What’s in Your Town’s Litter?

By Nancy Grundahl

Litter! Oh how I hate it! I hate it so much I decided to do something about it. I started picking it up. Every work day I take a bag with me and pick up litter on my walk home from the train station. I am always amazed at how much I find.

After a while I noticed a curious thing about the litter in the town where I live. Most of our litter is food-related: beverage cans, bottles and bottle caps, straws, candy and gum wrappers, take-out containers, plastic utensils, napkins… A distant second is paper, mainly ATM and store receipts and old mail that escaped from our paper recycling pickup on Mondays.

So, I searched the web and found, much to my surprise, that what I am finding is not unusual. Food-related waste makes up the highest percentage of litter in other places in the U.S. too. Here is a sample of what I found.

·    Northeast 2010 Litter Survey of Vermont, Maine and New Hampshire Conducted for the American Beverage Association

o    “Miscellaneous paper and plastic (odd scraps of material) comprised the two largest components of litter; candy, snack wrappers, and fast food packaging together represented between 29 and 30 percent of litter; and beverage containers was similar, ranging from 5.6 percent to 7.9 percent.”

·    Clean Water Action – California

o    “Most of the products collected were food and beverage packaging: 48 percent food packaging, 19 percent beverage packaging, 15 percent non-packaging, 9 percent other packaging, 9 percent tobacco packaging.”

·    City of Hampton, Virginia

  • “Fast food, snack, tobacco, and other packaging dominated the types of litter that were larger than 4 inches in size – they were 46 percent of the total.”
  • “Main Types of Litter – Fast Food Waste 33 percent”
  • “The items most often found during litter cleanups are fast-food wrappers. The second-most-often found items are aluminum beer cans, followed very closely by soda cans.”

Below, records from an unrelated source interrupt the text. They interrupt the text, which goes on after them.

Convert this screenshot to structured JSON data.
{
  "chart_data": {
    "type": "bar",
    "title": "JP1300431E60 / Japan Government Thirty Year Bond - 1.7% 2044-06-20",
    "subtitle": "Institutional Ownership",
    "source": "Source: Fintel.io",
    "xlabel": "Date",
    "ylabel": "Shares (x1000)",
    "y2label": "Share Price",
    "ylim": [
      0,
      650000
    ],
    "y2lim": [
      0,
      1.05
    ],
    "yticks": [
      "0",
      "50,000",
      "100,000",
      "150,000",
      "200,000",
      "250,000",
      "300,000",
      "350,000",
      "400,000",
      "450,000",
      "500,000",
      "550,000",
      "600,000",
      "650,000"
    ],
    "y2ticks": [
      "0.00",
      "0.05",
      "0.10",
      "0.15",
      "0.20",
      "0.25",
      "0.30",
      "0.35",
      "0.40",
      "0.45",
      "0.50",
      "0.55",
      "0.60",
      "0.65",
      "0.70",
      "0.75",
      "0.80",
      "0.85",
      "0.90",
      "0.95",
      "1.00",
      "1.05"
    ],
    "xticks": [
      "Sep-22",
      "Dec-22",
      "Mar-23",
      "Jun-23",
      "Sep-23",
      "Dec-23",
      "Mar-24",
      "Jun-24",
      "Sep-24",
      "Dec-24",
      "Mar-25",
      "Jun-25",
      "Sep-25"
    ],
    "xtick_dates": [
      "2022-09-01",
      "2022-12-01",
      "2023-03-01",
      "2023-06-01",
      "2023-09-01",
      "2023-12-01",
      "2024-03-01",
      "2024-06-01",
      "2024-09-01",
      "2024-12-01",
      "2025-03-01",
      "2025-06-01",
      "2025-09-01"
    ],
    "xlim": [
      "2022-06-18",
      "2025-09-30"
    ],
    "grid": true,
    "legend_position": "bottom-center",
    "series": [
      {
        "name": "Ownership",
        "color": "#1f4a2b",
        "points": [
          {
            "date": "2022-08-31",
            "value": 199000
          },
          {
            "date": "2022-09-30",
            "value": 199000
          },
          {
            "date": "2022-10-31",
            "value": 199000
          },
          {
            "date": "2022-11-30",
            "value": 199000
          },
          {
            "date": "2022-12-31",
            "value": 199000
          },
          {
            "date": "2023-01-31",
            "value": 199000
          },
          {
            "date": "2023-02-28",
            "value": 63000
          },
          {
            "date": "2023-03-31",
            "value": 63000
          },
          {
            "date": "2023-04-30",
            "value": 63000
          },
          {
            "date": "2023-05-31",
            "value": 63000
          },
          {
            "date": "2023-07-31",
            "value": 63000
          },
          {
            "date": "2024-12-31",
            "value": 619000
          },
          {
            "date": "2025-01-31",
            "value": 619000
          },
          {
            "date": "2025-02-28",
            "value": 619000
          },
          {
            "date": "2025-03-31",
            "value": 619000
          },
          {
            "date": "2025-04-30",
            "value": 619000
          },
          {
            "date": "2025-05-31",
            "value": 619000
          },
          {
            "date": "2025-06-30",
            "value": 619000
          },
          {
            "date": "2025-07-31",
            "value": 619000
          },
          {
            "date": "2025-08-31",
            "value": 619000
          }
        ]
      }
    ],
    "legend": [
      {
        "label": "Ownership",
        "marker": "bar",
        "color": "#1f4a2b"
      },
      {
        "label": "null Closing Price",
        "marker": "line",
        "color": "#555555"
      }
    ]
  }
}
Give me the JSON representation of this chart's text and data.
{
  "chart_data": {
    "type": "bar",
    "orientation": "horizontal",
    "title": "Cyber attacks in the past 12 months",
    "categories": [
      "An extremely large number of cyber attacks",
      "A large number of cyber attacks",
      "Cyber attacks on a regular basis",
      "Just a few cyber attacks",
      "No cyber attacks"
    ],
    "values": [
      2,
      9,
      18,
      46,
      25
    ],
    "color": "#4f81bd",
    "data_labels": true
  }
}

Have you ever thought about what’s in your town’s litter? The next time there is a cleanup day, go a step further and count and categorize the wastes you collect. You might even want to take some photos. Or, do as I have, start picking up litter on your walks and see what you find.

Why is this important? What you discover will be helpful when looking for the best approach to preventing the litter in the first place. When you figure out the sources, you’ll have a better idea of how to make it stop.

About the author: Nancy Grundahl has worked for the Philadelphia office of EPA since the mid-80’s. Nancy believes in looking at environmental problems in a holistic, multi-media way and is a strong advocate of preventing pollution instead of dealing with it after it has been created. Nancy also writes for the “Healthy Waters for EPA’s Mid-Atlantic Region” blog.